Kneller Hall
Coordinates: 51°27′18″N 0°21′3″W / 51.45500°N 0.35083°W
Kneller Hall is a mansion in Whitton, in the London Borough of Richmond upon Thames which is stone-corniced, casemented and constructed as to its ground floor central range and otherwise built of red bricks, all in the neo-Jacobethan style suitable to 19th and 20th century mansions of its scale. It consists of 17 bays, the central of which is the widest and of stained glass and the two adjacent of which are arrow-slit windows. The bays are split into five recessed or projecting ranges. Two square, pavilion towers form the near left and right bays each tower crowned by a stone and leaded ogee shaped cupola. It takes its name from Sir Godfrey Kneller, court painter to British monarchs from Charles II to George I. Today it houses the Royal Military School of Music, training musicians for the British Army’s 22 military bands, having been acquired by the Army in the mid-19th century. It is also home to the school's Museum of Army Music.
The current building is the third house constructed on this site. The first was built by Edmund Cooke between 1635 and 1646 and in 1664 was the fourth largest house in Twickenham.[1]
After being purchased by Sir Godfrey Kneller in 1709 this was demolished and replaced by a new building (reputedly designed by Sir Christopher Wren). Originally known as Whitton Hall, it was renamed Kneller Hall by Kneller’s widow after his death.

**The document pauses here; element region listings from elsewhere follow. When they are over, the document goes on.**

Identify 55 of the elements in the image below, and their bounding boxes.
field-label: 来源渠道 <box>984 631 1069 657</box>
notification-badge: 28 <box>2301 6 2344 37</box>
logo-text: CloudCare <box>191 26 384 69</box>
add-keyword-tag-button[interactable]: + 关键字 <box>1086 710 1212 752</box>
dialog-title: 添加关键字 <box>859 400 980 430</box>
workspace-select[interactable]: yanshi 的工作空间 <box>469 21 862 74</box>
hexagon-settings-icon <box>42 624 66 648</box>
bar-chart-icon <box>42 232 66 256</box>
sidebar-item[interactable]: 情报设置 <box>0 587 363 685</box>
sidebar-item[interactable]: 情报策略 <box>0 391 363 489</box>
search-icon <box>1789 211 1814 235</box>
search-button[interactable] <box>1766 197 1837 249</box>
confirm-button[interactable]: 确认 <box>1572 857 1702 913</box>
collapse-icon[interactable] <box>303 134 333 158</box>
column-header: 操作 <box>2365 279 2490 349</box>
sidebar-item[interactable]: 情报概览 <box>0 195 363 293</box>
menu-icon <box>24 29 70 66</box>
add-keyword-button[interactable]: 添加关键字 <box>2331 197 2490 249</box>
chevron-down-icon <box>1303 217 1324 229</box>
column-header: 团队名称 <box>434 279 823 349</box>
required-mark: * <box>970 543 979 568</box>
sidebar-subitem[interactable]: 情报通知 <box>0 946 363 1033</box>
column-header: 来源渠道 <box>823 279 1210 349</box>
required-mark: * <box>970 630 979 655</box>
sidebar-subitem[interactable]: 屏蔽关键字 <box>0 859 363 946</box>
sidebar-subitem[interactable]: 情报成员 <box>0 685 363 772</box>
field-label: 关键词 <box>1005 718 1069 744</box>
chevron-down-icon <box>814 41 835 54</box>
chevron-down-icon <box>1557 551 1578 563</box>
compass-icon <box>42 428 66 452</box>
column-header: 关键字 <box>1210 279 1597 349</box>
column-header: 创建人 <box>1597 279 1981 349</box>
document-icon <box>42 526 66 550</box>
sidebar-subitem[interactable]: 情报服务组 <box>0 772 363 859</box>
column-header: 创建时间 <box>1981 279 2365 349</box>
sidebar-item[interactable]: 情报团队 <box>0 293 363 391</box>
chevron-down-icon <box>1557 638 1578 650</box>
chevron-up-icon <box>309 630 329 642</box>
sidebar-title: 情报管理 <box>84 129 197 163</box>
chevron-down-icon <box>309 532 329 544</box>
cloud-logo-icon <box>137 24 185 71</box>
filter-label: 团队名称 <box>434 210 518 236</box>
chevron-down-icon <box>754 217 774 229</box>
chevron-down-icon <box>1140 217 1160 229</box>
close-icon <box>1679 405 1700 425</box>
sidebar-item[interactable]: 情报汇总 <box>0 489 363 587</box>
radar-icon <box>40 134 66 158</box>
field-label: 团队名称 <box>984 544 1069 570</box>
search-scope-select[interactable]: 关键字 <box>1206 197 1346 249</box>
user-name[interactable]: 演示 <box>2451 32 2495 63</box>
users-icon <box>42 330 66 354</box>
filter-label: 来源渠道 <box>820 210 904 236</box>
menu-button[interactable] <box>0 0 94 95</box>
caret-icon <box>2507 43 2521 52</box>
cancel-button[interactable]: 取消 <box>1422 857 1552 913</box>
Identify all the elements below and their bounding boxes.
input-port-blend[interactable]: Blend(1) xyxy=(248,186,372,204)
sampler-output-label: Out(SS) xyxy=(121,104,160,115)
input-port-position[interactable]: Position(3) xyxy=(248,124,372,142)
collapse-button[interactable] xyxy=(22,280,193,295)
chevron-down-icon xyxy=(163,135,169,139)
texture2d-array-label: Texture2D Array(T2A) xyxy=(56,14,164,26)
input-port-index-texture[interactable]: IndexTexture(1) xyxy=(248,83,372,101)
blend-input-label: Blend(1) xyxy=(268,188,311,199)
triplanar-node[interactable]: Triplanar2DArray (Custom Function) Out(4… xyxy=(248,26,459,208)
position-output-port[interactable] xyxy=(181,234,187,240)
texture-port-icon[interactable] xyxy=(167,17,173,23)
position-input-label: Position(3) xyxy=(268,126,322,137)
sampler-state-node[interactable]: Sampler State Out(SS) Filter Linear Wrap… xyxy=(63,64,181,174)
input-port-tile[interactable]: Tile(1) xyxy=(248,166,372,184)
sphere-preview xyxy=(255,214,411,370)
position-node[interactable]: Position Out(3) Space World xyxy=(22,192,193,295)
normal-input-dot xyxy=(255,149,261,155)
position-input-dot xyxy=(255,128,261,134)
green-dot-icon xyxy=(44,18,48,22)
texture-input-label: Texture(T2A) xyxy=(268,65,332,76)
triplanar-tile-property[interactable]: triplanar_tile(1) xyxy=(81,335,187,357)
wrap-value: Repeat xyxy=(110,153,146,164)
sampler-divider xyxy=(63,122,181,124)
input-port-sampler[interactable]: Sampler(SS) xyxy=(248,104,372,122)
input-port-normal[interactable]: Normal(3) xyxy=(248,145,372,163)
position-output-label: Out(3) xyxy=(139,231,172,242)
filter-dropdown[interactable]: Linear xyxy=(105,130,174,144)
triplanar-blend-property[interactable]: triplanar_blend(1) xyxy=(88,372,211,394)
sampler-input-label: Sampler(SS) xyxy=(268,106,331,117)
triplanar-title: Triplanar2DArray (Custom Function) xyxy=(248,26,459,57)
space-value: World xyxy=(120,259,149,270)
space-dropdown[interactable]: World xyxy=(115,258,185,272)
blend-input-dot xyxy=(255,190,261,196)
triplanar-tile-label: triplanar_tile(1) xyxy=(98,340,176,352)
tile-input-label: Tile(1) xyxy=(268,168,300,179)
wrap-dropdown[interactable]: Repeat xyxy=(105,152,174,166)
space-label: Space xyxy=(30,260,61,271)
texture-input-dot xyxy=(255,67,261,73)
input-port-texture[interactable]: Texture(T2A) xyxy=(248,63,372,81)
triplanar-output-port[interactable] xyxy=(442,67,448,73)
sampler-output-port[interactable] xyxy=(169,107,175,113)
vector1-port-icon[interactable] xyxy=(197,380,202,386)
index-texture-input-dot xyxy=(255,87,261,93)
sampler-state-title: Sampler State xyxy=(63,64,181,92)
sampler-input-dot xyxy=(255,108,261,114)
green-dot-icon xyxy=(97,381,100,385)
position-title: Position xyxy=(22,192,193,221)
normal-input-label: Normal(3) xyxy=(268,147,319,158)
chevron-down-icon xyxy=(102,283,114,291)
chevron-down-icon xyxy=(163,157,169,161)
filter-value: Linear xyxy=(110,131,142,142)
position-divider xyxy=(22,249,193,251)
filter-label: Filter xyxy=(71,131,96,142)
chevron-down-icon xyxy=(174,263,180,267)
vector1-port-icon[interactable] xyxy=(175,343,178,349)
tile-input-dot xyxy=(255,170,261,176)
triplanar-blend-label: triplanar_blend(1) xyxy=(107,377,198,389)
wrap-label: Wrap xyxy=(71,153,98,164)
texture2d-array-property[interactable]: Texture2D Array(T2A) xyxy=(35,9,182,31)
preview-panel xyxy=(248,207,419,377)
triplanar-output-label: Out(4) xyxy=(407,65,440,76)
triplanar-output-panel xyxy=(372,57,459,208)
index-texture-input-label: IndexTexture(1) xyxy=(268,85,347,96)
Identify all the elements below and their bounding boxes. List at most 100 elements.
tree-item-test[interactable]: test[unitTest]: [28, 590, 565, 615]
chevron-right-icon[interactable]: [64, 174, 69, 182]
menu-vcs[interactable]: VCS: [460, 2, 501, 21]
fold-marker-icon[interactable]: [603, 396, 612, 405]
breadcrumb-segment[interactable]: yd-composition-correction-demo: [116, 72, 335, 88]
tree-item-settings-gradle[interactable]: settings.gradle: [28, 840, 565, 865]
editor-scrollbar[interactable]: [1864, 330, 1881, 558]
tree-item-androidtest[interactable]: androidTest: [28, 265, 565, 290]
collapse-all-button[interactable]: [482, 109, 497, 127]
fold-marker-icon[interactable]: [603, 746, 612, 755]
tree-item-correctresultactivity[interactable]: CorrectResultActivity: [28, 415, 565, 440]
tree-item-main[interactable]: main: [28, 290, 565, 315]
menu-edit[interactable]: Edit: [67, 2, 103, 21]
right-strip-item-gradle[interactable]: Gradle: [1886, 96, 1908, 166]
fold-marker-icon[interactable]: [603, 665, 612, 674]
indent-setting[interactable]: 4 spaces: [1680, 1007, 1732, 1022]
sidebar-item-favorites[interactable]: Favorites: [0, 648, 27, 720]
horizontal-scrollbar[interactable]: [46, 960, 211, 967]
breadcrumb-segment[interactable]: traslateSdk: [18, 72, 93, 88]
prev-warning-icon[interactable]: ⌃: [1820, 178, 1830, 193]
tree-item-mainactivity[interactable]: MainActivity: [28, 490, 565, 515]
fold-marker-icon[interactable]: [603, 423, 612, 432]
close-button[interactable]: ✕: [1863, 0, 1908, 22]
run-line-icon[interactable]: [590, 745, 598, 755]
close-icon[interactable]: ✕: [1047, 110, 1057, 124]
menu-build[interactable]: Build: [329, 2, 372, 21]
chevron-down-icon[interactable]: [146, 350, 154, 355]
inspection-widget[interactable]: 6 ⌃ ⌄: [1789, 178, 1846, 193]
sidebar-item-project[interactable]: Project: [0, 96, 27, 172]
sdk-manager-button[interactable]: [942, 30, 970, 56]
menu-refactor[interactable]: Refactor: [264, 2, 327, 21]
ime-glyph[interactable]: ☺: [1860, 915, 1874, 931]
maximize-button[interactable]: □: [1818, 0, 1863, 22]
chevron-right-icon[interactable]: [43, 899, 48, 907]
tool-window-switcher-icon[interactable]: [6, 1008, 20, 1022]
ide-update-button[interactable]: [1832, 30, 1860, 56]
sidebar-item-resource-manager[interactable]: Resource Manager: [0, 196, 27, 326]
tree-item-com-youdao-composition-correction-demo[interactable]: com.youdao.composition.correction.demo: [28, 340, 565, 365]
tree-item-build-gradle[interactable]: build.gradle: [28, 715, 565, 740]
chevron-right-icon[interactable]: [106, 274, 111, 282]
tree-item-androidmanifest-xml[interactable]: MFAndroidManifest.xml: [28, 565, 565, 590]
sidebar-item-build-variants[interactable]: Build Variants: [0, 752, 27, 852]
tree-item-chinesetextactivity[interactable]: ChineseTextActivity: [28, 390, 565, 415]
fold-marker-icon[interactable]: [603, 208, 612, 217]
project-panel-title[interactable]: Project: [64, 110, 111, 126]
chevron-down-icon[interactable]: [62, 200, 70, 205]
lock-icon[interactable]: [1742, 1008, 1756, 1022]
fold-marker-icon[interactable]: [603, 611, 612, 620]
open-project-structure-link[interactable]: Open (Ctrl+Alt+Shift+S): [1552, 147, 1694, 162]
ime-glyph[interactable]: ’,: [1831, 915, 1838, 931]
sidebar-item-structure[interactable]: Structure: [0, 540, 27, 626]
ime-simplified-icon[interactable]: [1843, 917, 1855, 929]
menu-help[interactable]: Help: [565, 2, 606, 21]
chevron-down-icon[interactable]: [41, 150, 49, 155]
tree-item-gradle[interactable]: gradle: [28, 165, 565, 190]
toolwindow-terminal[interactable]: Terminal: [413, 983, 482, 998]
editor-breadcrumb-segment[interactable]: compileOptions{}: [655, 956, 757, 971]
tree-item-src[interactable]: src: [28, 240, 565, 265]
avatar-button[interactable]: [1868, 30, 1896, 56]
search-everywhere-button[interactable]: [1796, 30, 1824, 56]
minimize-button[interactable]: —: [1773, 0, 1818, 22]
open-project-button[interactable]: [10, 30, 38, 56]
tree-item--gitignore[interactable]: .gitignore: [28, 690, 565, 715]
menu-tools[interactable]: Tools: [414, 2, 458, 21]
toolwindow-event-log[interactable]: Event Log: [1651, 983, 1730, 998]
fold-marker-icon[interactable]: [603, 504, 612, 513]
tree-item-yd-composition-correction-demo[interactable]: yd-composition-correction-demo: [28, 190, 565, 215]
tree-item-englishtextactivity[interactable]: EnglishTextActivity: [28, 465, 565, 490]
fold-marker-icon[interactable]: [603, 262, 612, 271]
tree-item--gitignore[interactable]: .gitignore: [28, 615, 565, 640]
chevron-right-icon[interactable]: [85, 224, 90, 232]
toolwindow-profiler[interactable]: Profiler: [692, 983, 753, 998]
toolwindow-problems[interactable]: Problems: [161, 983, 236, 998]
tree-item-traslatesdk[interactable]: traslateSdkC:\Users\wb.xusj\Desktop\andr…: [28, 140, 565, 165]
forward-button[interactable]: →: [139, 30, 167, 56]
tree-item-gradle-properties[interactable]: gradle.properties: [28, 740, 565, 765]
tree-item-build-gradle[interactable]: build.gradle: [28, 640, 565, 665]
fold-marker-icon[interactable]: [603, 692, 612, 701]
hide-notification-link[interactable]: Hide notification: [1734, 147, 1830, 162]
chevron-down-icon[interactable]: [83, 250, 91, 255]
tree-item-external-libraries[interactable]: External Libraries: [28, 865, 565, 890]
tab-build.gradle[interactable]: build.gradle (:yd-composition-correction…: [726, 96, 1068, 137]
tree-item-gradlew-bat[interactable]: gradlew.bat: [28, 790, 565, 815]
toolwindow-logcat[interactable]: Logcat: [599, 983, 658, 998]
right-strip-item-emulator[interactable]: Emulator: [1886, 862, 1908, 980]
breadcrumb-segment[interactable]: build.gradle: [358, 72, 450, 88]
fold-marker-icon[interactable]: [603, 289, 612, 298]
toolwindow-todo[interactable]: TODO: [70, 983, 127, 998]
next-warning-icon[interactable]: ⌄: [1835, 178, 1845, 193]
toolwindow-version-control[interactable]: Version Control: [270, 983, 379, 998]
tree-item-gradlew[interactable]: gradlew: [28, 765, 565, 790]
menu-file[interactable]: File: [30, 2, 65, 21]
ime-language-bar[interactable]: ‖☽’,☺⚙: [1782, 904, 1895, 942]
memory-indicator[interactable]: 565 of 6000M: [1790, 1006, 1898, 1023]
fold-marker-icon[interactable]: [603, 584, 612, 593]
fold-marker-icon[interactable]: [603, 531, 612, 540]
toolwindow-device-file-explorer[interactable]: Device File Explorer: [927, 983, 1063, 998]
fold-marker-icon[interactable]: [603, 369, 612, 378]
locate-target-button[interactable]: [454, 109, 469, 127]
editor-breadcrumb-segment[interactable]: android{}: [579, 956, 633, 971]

In 1757, the house was sold to Sir Samuel Prime, a prominent London lawyer, who, with his son of the same name, extended it significantly and landscaped the grounds. After Samuel Prime junior died in 1813, the hall was sold to Charles Calvert, Whig MP for Southwark from 1812–1832. He further expanded the house (to designs by architect Philip Hardwick), adding drawing rooms at the east and west ends of the building.
Calvert died of cholera in 1832 and his widow inhabited until death about 1845. The house was then acquired by the government as a teacher training college but needed substantial reconstruction. Around 1850 much of the Wren bulk of the house was dilapidated and so was demolished. The Hardwick additions formed the wings of the new house, designed by George Mair.
From 1850 to 1856 Kneller Hall served as a teacher training college under principal Frederick Temple and vice-principal Francis Turner Palgrave. In exchange for a two-year college education almost entirely subsidised by the state – one of the first forms of state-sponsored social mobility – graduates of the college were supposed to teach pauper and delinquent boys in specially built district schools. Though Kneller Hall itself was generously funded by the state, the larger scheme to build district schools never came to fruition owing to political and religious conflict. The college closed when it was unable to attract any more pupils, who were now expected to teach in miserable conditions in Britain's workhouses.[2] Afterwards it was taken over by the War Office as the base for a school for army bandsmen, being officially opened on 3 March 1857. For its history from this point, see Royal Military School of Music.
Its gatepiers and house are separated listed in the initial, grade II category.[3]
References
- ↑ Kneller Hall: Whitton: The Twickenham Museum
- ↑ "Christopher Bischof, "Masculinity, Social Mobility, and the Plan to End Pauperism in Mid-Victorian England: Kneller Hall Teacher's Training College," Journal of Social History, 46, 4 (2013), 1039–1059". Retrieved 29 June 2014.
- ↑ Historic England. "Details from listed building database (1065380)". National Heritage List for England.